As the play progressed, Laurie served the other characters with a dutiful efficiency, yet her square-cut uniform and air of innocence was undermined by stiletto high heels. She was, I thought, a prime suspect, and by the final scene Laurie was the only surviving staff member of the large mansion. Legs firmly planted between the recently deceased bodies of the butler and the cook, she stood at the front of the stage while a disembodied voice declared over the p.a. that the time had come to vote.

Though I suspected the young fellow whose parents had been disinherited might be the culprit—if I remembered correctly, only he was present when each victim flopped to the floor, gasping for breath—I joined the applause for Laurie. I clapped and clapped and clapped, and even after others in the audience had stopped, still I went on. I wanted Laurie to be guilty, I wanted to see her confess before being hustled offstage to prison.

But the audience's nod went to Walter, the hunched and frail grandfather and head of the family who, he reluctantly revealed, had shot tiny dissolving darts of slow-acting poison from the footrest of his wheelchair, aiming under the dinner table to kill his only slightly less wrinkled younger brother Harold.

“But I kept
missing
,” the old man moaned, wheeling his chair in circles as the other actors ducked. “I had nothing against Raymond—he was the finest butler in a hundred miles. And Jacques, who could rival his goose liver tarts? I was even sad to see cousin Sophie die, conniving bitch that she was. …”

“So why did you try to kill your own brother?” the hapless, greasy-haired detective asked, pointing to Harold, who cowered behind a suit of armor.

“He was trying to blackmail me.” Parking his wheelchair center stage, the old man's voice cracked with emotion as he continued: “He threatened to expose my relationship with Millicent!”
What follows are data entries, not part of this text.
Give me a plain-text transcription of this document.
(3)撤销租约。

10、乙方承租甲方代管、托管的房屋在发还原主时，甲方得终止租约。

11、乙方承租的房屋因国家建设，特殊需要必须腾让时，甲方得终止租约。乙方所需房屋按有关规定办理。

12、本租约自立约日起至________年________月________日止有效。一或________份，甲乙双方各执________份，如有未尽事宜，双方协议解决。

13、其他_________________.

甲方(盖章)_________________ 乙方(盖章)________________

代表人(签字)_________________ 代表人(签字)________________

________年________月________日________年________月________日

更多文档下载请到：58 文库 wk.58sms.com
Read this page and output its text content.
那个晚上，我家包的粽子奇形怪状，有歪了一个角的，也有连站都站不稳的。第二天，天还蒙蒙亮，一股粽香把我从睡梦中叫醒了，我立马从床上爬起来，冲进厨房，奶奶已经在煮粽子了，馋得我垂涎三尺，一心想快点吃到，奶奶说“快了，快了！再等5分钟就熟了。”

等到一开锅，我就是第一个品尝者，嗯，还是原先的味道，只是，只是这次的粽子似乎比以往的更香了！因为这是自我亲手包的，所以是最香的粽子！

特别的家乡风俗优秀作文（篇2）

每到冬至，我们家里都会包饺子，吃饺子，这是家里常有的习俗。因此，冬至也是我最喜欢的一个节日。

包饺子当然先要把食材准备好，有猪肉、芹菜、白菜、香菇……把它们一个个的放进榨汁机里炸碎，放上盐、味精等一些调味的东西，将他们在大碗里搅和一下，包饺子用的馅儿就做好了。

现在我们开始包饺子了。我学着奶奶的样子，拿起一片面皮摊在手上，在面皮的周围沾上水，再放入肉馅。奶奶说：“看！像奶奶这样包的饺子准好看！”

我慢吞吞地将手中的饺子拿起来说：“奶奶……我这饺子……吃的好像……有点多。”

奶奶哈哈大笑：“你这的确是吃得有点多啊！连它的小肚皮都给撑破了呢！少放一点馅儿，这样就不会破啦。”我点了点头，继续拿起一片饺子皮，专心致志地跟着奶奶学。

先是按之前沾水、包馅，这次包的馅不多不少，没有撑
All eyes turned to Laurie, who shed her modest demeanor with one piercing cry as she rushed to Walter's side. She ripped the top buttons from her uniform, revealing a sexy black teddy. “It's true, we love each other so,” she proclaimed huskily. “Every wrinkle, every liver spot makes me seethe with passion.” Laurie wriggled in elaborate ecstasy, both hands kneading the old man's chest and shoulders.

“All you want is the family fortune!” Harold howled, brandishing the suit of armor's gilded sword. Before anyone could stop him, he impaled his older brother and crowed triumphantly, “Now it's too late.”